Los admirables enviados de Arístides Vargas

05.12.2021 11:56

Por Fausto J. Alfonso

 

SANTA FE. XVI ARGENTINO DE ARTES ESCÉNICAS. La frondosa poesía multicolor de Arístides Vargas dijo presente en el tercer día. La Puerta de Oro (foto), del ecuatoriano-argentino, expuso el dolor de los migrantes y contó para ello con dos estupendos actores. De Bariloche arribó una delicada propuesta intimista, y la cuota C.A.B.A. de la jornada demostró que también los márgenes para el error alcanzan incluso a eventos prestigiosos como éste.

La actriz venezolana Aravinda Juárez (Brújula, Teatro a Cuerda, Bariloche) obsequió un sentido trabajo, del cual es autora y también directora. Se trata de Muchacha: una nube de agua. La etérea trama se asienta en los recuerdos de una joven, evocados desde el canto, la música grabada, las prendas y los accesorios. A modo de confesión por momentos, y como narración oral por otro, la chica comparte aquello que la formó: un combo de dolores y alegrías, de partidas y ventanas (literales e imaginadas) que se abren para su asombro. Sorpresas que la desencajan y expectativas que la frustran. La intérprete echa mano a recursos escénicos varios, todos tratados con moderación, sin insistencia, siendo uno de los más bonitos ése en el que apela al teatro de sombras. Aravinda tiene ángel, dijo un experimentado crítico porteño a la salida de la función. Y es cierto.

No se puede decir lo mismo de La Moreira (Moreira, C.A.B.A.), cuyo ángel puede haberse extraviado en los ensayos. Este espectáculo, pretendida reversión del clásico de Gutiérrez, acusa un indisimulable carácter amateur, que desencaja bastante en el contexto general del Argentino. Es una ilustración -innecesariamente sobrecargada desde lo escenográfico- sobre un episodio desgraciado en el que se mezcla el amor, las drogas, los celos, la miseria, la policía y sus tranzas. Una foto estereotipada de la vida en una villa, que de a ratos busca el hiperrealismo y a veces pega incomprensibles giros líricos, tanto desde la actuación como desde lo musical. Las actuaciones, modestas, y la puesta esquemática, con escenas simultáneas que se anulan, son parte del déficit. Y el novedoso enfoque feminista que se le ha querido otorgar está puesto a presión.

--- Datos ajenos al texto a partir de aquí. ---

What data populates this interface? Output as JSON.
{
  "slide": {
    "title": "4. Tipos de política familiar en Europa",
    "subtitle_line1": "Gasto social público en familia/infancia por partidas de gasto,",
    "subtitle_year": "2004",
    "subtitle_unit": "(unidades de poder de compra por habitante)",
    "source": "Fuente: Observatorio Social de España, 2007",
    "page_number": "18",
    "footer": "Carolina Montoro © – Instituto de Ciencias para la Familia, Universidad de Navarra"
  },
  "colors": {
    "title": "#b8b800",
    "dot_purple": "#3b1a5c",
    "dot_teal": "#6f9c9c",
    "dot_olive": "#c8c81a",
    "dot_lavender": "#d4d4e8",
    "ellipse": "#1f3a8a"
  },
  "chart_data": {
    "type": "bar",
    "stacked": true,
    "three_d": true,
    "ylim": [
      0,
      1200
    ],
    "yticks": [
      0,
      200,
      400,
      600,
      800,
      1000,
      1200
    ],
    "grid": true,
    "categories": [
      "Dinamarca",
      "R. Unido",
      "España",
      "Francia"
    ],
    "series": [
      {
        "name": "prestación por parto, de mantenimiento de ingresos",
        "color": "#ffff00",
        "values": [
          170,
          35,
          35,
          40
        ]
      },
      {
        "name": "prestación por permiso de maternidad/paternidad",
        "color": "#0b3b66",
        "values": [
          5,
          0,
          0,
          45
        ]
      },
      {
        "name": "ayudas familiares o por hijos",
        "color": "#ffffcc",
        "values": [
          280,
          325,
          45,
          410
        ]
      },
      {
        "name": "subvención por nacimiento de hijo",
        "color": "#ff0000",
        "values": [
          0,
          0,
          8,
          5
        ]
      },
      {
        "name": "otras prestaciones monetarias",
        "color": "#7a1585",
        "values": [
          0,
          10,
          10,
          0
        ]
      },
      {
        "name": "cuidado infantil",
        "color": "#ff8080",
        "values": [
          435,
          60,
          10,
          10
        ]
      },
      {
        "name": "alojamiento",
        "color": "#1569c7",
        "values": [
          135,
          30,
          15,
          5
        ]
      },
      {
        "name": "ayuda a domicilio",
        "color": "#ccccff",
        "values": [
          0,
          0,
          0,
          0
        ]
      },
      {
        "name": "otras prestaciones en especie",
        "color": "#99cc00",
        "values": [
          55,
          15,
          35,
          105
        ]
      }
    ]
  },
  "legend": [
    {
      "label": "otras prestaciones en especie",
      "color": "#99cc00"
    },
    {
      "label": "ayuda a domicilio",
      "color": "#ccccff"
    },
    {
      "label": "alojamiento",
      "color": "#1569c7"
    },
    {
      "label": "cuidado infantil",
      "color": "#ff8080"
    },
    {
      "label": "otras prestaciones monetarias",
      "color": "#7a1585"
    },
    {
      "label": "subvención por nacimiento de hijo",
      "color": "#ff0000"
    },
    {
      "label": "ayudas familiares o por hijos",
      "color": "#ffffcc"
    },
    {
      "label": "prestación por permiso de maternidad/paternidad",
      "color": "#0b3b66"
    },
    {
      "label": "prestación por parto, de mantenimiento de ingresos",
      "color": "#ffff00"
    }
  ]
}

Con objetivos mucho más claros, se lució el elenco concertado para La puerta de oro (Mendoza). El bello texto de Arístides Vargas, sobre dos migrantes -Ilo y Teo- a la espera de la oportunidad de su vida, se asienta en una poesía plagada de imágenes, juegos de palabras, reflexiones tan filosas como graciosas, y un admirable valor metafórico. Valor éste que se traslada a la precisa, sintética escenografía (una plataforma que se vuelve cada vez más cuesta arriba para los personajes) y la mínima utilería (centrada en animalitos de confección artesanal que actúan simbólicamente ante distintos planteos).

La puerta de oro cuenta el doloroso tránsito del horror hacia la incertidumbre. Pero también la idea de un tránsito en pausa (el limbo) que potencia el dolor y activa recuerdos de todo tipo, algunos de los cuales actúan como salvavidas transitorios. Aislados, y de temperamentos casi contrapuestos (resiliencia y optimismo van regulando el tenor de cada una de las escenas), Ilo y Teo esperan el visto bueno para acceder a la América próspera, entre charlas lúdicas, enumeraciones de sucesos de la infancia, conferencias ficticias, dudosos recuerdos familiares y discusiones inconducentes.

El drama de estos personajes se amplifica a partir de otros recursos, que permiten que la historia pase de lo puntual a la idea de tragedia colectiva que hoy alcanza a miles de miles de migrantes. El canto desgarrado y profundo de Elena Vargas y el sonido áspero de los helicópteros y sus luces buscadoras sobrevolando la escena, son dos aspectos en ese sentido. Contribuyen a un clima (y atmósfera) de época. Pero, como estamos frente a un auténtico Vargas, la propuesta jamás desciende al discurso ramplón y/u oportunista. Al contrario, se mantiene a la altura de una usina creativa que encuentra, además, en los cuerpos de Rubén González Mayo y Guillermo Troncoso a dos admirables enviados del poeta.

El dueto actoral (de quien recordamos otros contrapuntos notables) “interpretan”, en más de un sentido, lo que dicen y hacen. La conexión es infalible y tanto en las humoradas visibles como en los espacios de introspección, está el gesto sutil, espontáneo, que vuelve verosímil el elaborado disparate de la palabra de Vargas. Genuinos transmisores de la ternura y la desolación son también víctimas de su propia ingenuidad y de la impotencia. Pero tienen una imaginación… Y eso, ya de por sí, es envidiable.